The gel like fluid inside the back of the eye, the vitreous, is composed of microscopic fibers that attach to the surface of the retina. With increasing age the vitreous shrinks and pulls away from the retina. This complication, called a posterior vitreous detachment (PVD) causes vitreous floaters, but usually no other adverse effects. However, sometimes when the vitreous pulls away from the retina, damage occurs to the inner surface of the retina. This sometimes forms scar tissue, or an epi-retinal membrane, on the inner surface of the retina. This scar tissue sometimes causes the retina to get distorted or wrinkled (or “pucker”). If the scar tissue forms over the macula the central vision becomes blurred or distorted.
Symptoms of Epi-retinal Membrane
In the early stages, an epiretinal membrane may be asymptomatic, or it may create only a mild reduction in visual acuity. Its progression may cause metamorphosia (a visual distortion) and lead to severe visual impairment. A patient’s visual acuity can range from 20/20 to 20/200 with an epiretinal membrane.

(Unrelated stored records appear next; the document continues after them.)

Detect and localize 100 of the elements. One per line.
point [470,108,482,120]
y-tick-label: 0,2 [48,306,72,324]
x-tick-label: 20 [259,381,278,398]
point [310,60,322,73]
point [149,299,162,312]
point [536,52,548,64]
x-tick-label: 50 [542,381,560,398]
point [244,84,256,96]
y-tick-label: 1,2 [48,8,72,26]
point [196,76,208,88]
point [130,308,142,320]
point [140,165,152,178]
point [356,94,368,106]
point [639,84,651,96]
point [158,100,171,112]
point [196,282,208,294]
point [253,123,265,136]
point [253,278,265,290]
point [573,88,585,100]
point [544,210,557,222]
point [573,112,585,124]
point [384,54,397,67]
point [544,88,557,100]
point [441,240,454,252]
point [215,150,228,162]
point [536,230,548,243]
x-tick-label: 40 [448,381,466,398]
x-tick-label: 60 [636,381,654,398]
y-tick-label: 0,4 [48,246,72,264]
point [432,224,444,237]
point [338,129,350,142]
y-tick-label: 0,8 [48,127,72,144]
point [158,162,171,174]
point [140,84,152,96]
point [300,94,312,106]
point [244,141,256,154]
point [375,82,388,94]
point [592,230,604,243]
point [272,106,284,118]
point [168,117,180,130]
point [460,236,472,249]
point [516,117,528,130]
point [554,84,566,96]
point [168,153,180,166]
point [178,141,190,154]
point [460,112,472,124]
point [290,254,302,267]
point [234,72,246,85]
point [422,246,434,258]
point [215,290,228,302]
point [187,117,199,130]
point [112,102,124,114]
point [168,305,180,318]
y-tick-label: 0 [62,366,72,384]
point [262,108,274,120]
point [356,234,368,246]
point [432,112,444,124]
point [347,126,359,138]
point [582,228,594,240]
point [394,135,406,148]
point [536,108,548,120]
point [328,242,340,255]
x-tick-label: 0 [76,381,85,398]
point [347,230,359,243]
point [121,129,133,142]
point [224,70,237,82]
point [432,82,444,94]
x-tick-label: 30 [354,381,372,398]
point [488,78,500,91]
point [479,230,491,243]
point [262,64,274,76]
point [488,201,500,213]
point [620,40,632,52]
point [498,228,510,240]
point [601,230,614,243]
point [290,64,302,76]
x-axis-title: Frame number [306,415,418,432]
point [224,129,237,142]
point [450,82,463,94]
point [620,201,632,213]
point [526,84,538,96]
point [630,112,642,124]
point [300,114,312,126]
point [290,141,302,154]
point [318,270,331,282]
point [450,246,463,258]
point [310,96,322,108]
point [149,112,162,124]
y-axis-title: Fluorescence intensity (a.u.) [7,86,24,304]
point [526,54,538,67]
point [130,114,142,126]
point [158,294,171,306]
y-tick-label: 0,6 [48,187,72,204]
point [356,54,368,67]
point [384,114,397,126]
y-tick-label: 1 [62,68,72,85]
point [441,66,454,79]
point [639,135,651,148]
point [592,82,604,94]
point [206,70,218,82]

Signs of Epiretinal Membrane
A patient cannot see any visible signs of epiretinal membrane because the condition is limited to the inside of the eye. A patient will only notice vision problems (distortion and blur) that lead the person to an eye doctor, who will be able to see the signs inside the eye.
Diagnosis of Epiretinal Membrane
An epiretinal membrane has a characteristic clinical appearance known to trained eye doctors and the diagnosis is made by an eye doctor during a dilated retina exam, retinal photography or scanning laser ophthalmoscopy. In some cases Fluorescein Angiography may be used to determine if swelling is present and to rule out other retinal diseases. Optical Coherence Tomography (OCT), which provides a scan of the retina (similar to an MRI, but with 200% higher resolution) can be very useful in identifying epiretinal membrane irregularities along the retinal surface.
Prognosis of Epiretinal Membrane
Most patients diagnosed with epiretinal membrane remain stable and vision does not get progressively worse. Epiretinal membrane is usually unilateral (one eye only), although it may affect the other eye later.
Treatment for Epiretinal Membrane
In most cases, little can be done to improve visual acuity. Most patients only suffer a minimal reduction in vision or have slight metamorphopsia (distortion of visual images). In severe cases, vision may drop to 20/100 or worse and a vitrectomy surgery to remove the epiretinal membrane may be recommended. Eye drops, medications or eyeglasses will not correct the loss of vision. During vitrectomy surgery, the vitreous gel is removed and the epiretinal membrane is peeled from the surface of the retina using microscopic forceps. Removing the vitreous is not harmful to the function of the eye. Vitrectomy surgery is an outpatient procedure usually performed under local anesthesia. This procedure is very intricate with its own set of complications, and is therefore reserved for those patients for whom there are no alternatives.